Friday, February 15, 2008

Who owns a social connection?

Re-reading, I see I didn't draw out a point I meant to draw out in my recent post on Facebook:

If I keep my own database of social connections, in my own store and on my own dime, and then essentially copy that information up to a new social networking site when I join it, in what sense can that site claim it owns that connection?

Just to keep the bot question out of it, suppose that my friends and I make an agreement that whenever one of us joins a site another is already on, we'll link up with each other. This is pretty much what is going to happen anyway. The agreement just formalizes the process (and the bot, if any, automates it).

As far as I can tell, a site that provides social networking features is doing two things:
  • Making it easy to navigate from your immediate circle, which you instinctively hold in your head, to the next few layers out, which quickly become larger-than-human-sized. (the networking part)
  • Provide a badge of identity for something resembling a community. (the social part).
The first part is technical.
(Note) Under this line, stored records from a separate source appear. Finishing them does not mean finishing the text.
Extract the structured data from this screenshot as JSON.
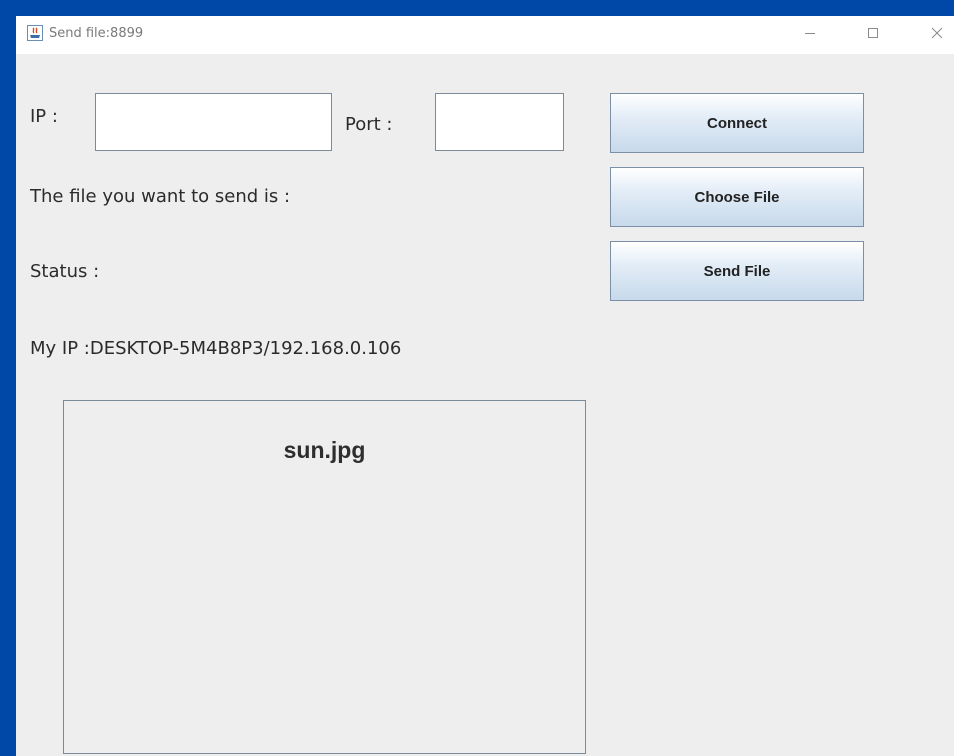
{
  "window": {
    "title": "Send file:8899"
  },
  "form": {
    "ip_label": "IP :",
    "ip_value": "",
    "port_label": "Port :",
    "port_value": "",
    "file_label": "The file you want to send is :",
    "status_label": "Status :",
    "my_ip_label": "My IP :DESKTOP-5M4B8P3/192.168.0.106"
  },
  "buttons": {
    "connect": "Connect",
    "choose_file": "Choose File",
    "send_file": "Send File"
  },
  "preview": {
    "file_name": "sun.jpg"
  },
  "icons": {
    "app": "java-app-icon",
    "minimize": "minimize-icon",
    "maximize": "maximize-icon",
    "close": "close-icon"
  },
  "colors": {
    "desktop": "#0048a8",
    "window_bg": "#eeeeee",
    "button_top": "#ffffff",
    "button_bottom": "#c7d9eb"
  }
}
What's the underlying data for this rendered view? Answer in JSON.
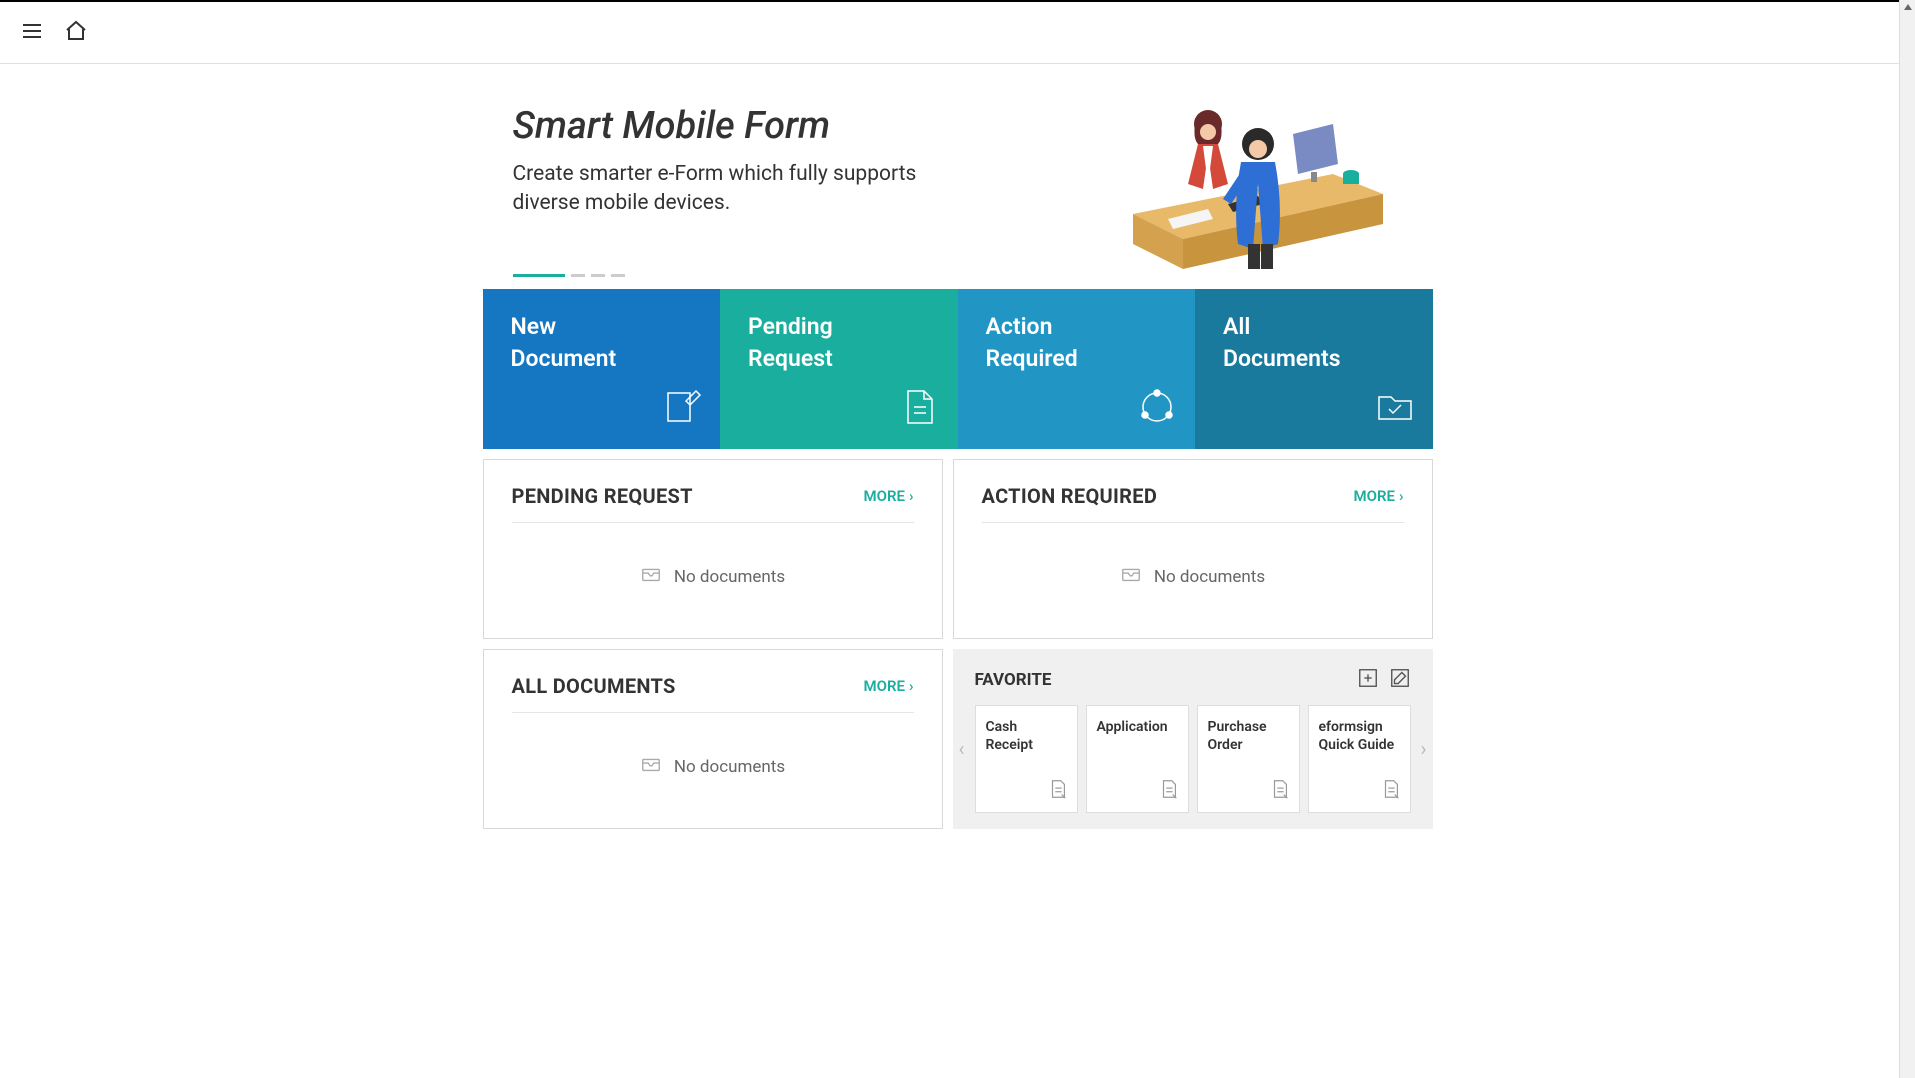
{
  "hero": {
    "title": "Smart Mobile Form",
    "subtitle": "Create smarter e-Form which fully supports diverse mobile devices."
  },
  "tiles": [
    {
      "label": "New\nDocument"
    },
    {
      "label": "Pending\nRequest"
    },
    {
      "label": "Action\nRequired"
    },
    {
      "label": "All\nDocuments"
    }
  ],
  "panels": {
    "pending": {
      "title": "PENDING REQUEST",
      "more": "MORE",
      "empty": "No documents"
    },
    "action": {
      "title": "ACTION REQUIRED",
      "more": "MORE",
      "empty": "No documents"
    },
    "all": {
      "title": "ALL DOCUMENTS",
      "more": "MORE",
      "empty": "No documents"
    },
    "favorite": {
      "title": "FAVORITE"
    }
  },
  "favorites": [
    {
      "title": "Cash Receipt"
    },
    {
      "title": "Application"
    },
    {
      "title": "Purchase Order"
    },
    {
      "title": "eformsign Quick Guide"
    }
  ]
}
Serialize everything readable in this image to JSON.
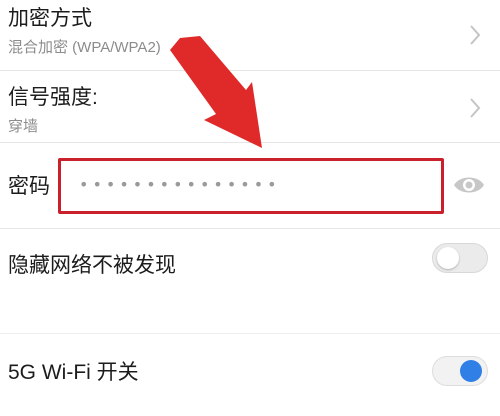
{
  "security": {
    "title": "加密方式",
    "value": "混合加密 (WPA/WPA2)"
  },
  "signal": {
    "title": "信号强度:",
    "value": "穿墙"
  },
  "password": {
    "label": "密码",
    "masked_value": "•••••••••••••••"
  },
  "hidden_network": {
    "label": "隐藏网络不被发现",
    "enabled": false
  },
  "wifi5g": {
    "label": "5G Wi-Fi 开关",
    "enabled": true
  },
  "colors": {
    "highlight": "#c9202c",
    "toggle_on": "#2f7fe6"
  },
  "icons": [
    "chevron-right-icon",
    "eye-icon",
    "arrow-annotation"
  ]
}
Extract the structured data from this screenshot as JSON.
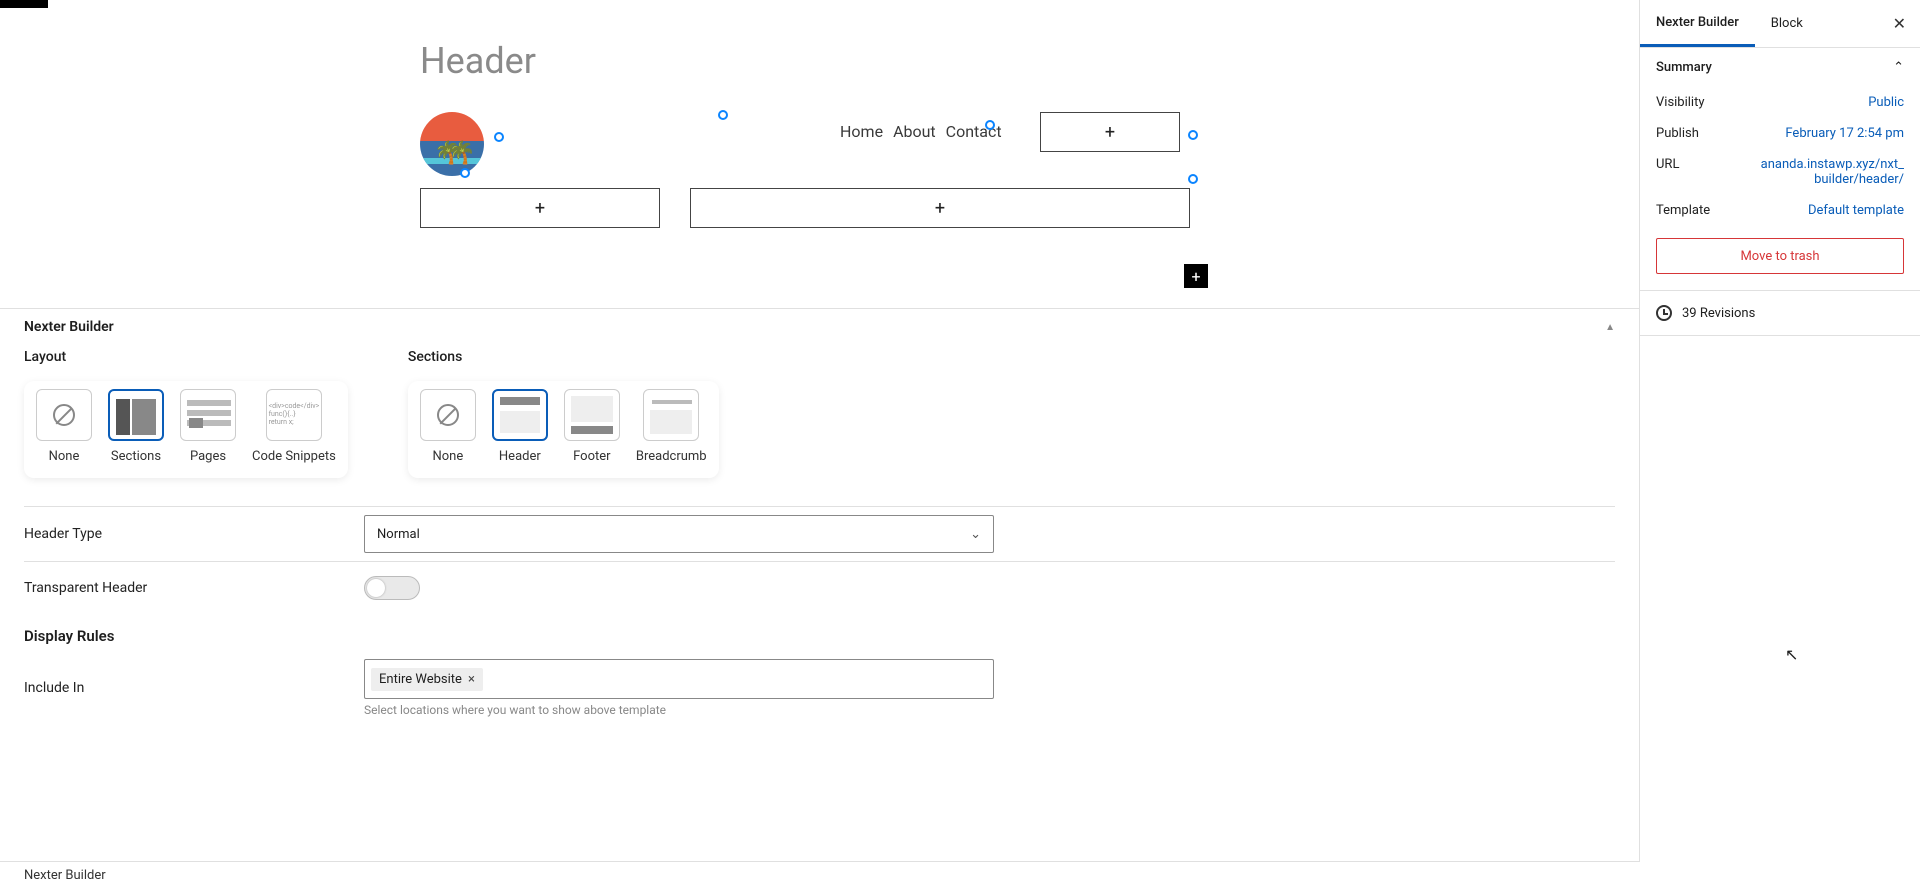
{
  "page": {
    "title": "Header"
  },
  "nav": {
    "items": [
      "Home",
      "About",
      "Contact"
    ]
  },
  "panel": {
    "title": "Nexter Builder",
    "layout_label": "Layout",
    "sections_label": "Sections",
    "layout_options": [
      {
        "label": "None"
      },
      {
        "label": "Sections"
      },
      {
        "label": "Pages"
      },
      {
        "label": "Code Snippets"
      }
    ],
    "section_options": [
      {
        "label": "None"
      },
      {
        "label": "Header"
      },
      {
        "label": "Footer"
      },
      {
        "label": "Breadcrumb"
      }
    ],
    "header_type_label": "Header Type",
    "header_type_value": "Normal",
    "transparent_label": "Transparent Header",
    "display_rules_label": "Display Rules",
    "include_in_label": "Include In",
    "include_tag": "Entire Website",
    "include_hint": "Select locations where you want to show above template"
  },
  "footerbar": {
    "text": "Nexter Builder"
  },
  "sidebar": {
    "tabs": {
      "builder": "Nexter Builder",
      "block": "Block"
    },
    "summary": {
      "title": "Summary",
      "visibility_k": "Visibility",
      "visibility_v": "Public",
      "publish_k": "Publish",
      "publish_v": "February 17 2:54 pm",
      "url_k": "URL",
      "url_v": "ananda.instawp.xyz/nxt_builder/header/",
      "template_k": "Template",
      "template_v": "Default template",
      "trash": "Move to trash"
    },
    "revisions": "39 Revisions"
  }
}
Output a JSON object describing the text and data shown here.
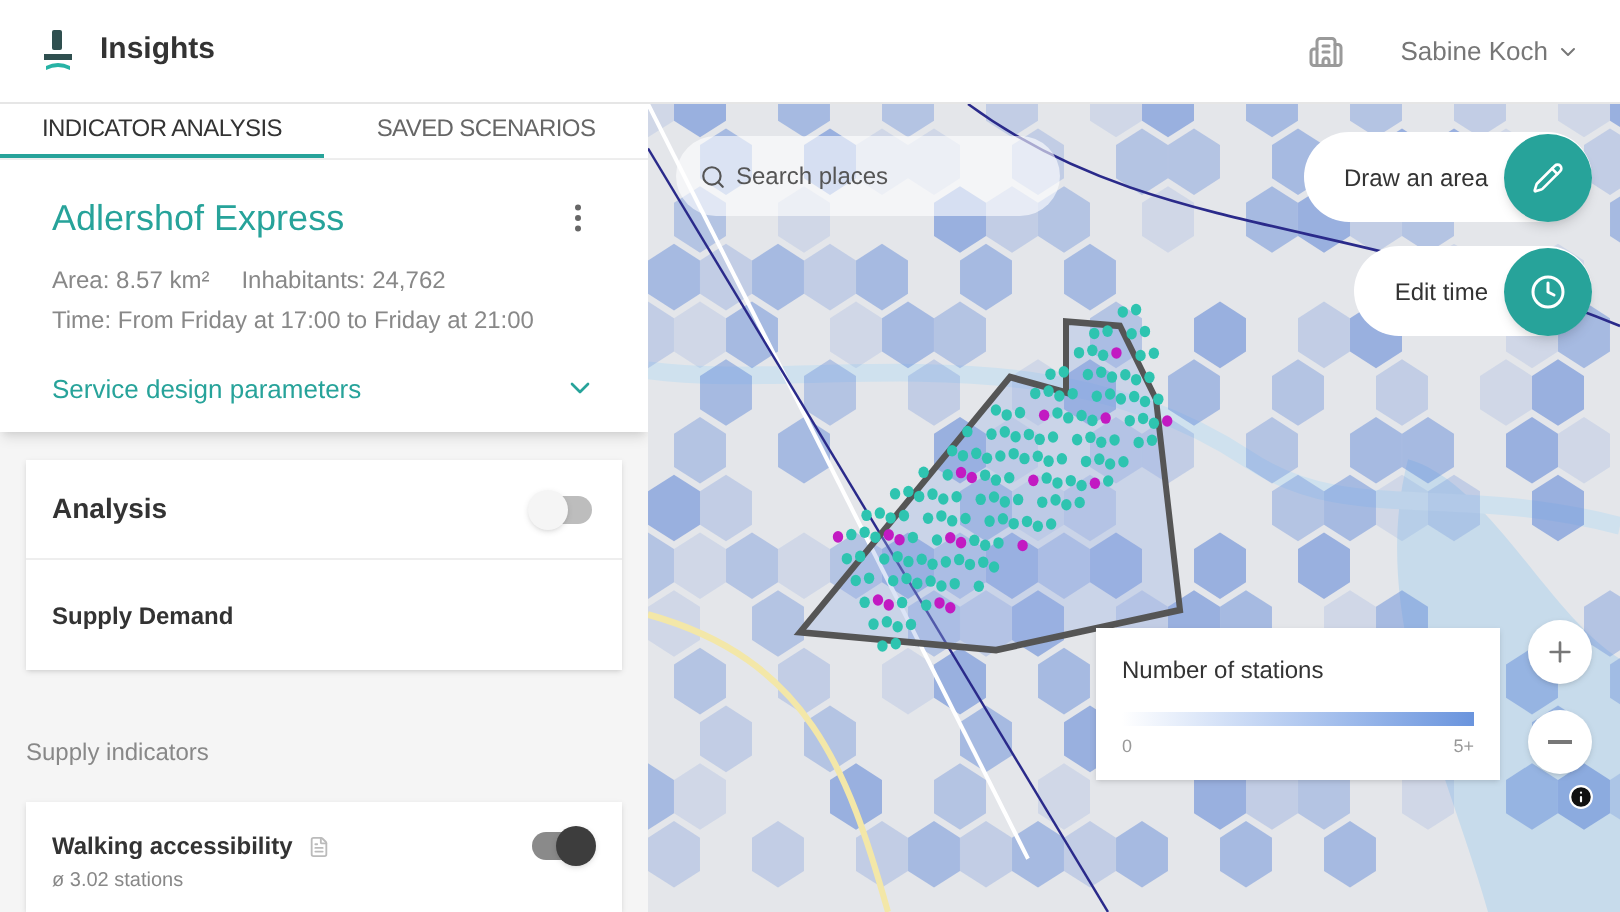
{
  "app": {
    "title": "Insights",
    "user": "Sabine Koch"
  },
  "tabs": [
    {
      "label": "INDICATOR ANALYSIS",
      "selected": true
    },
    {
      "label": "SAVED SCENARIOS",
      "selected": false
    }
  ],
  "scenario": {
    "name": "Adlershof Express",
    "area": "Area: 8.57 km²",
    "inhabitants": "Inhabitants: 24,762",
    "time": "Time: From Friday at 17:00 to Friday at 21:00",
    "parameters_link": "Service design parameters",
    "parameters_expanded": false
  },
  "analysis": {
    "title": "Analysis",
    "on": false,
    "mode": "Supply Demand"
  },
  "supply_indicators": {
    "heading": "Supply indicators",
    "items": [
      {
        "name": "Walking accessibility",
        "value": "ø 3.02 stations",
        "on": true
      }
    ]
  },
  "map": {
    "search_placeholder": "Search places",
    "actions": [
      {
        "label": "Draw an area",
        "kind": "draw"
      },
      {
        "label": "Edit time",
        "kind": "time"
      }
    ],
    "legend": {
      "title": "Number of stations",
      "min": "0",
      "max": "5+"
    }
  }
}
You don't need a social networking site to do this sort of navigation. You need permission to access your friends' connection data (and technical means, such as formats and protocols, to enable this). The more I think about this aspect, the less I see it as something that any particular site can own. Your immediate connections belong to you.

The graph of everyone's connections to everyone doesn't belong to anyone. You can navigate through it by getting permission from the various owners. This means that the graph is split up and that there's probably no one who can navigate anywhere at will, but I tend to think that's a good thing. It exactly reflects privacy in the real world because that, too, rests with the individual (modulo some classic philosophical arguments about the rights of individuals vs. society as a whole -- but the point is that those arguments apply equally in the real and virtual worlds).

Technically, it also seems dodgy that each entity that wants to feature social networking produces its own slightly different implementation.

On the other hand it seems natural and probably useful for sites to provide banners that people can organize themselves under.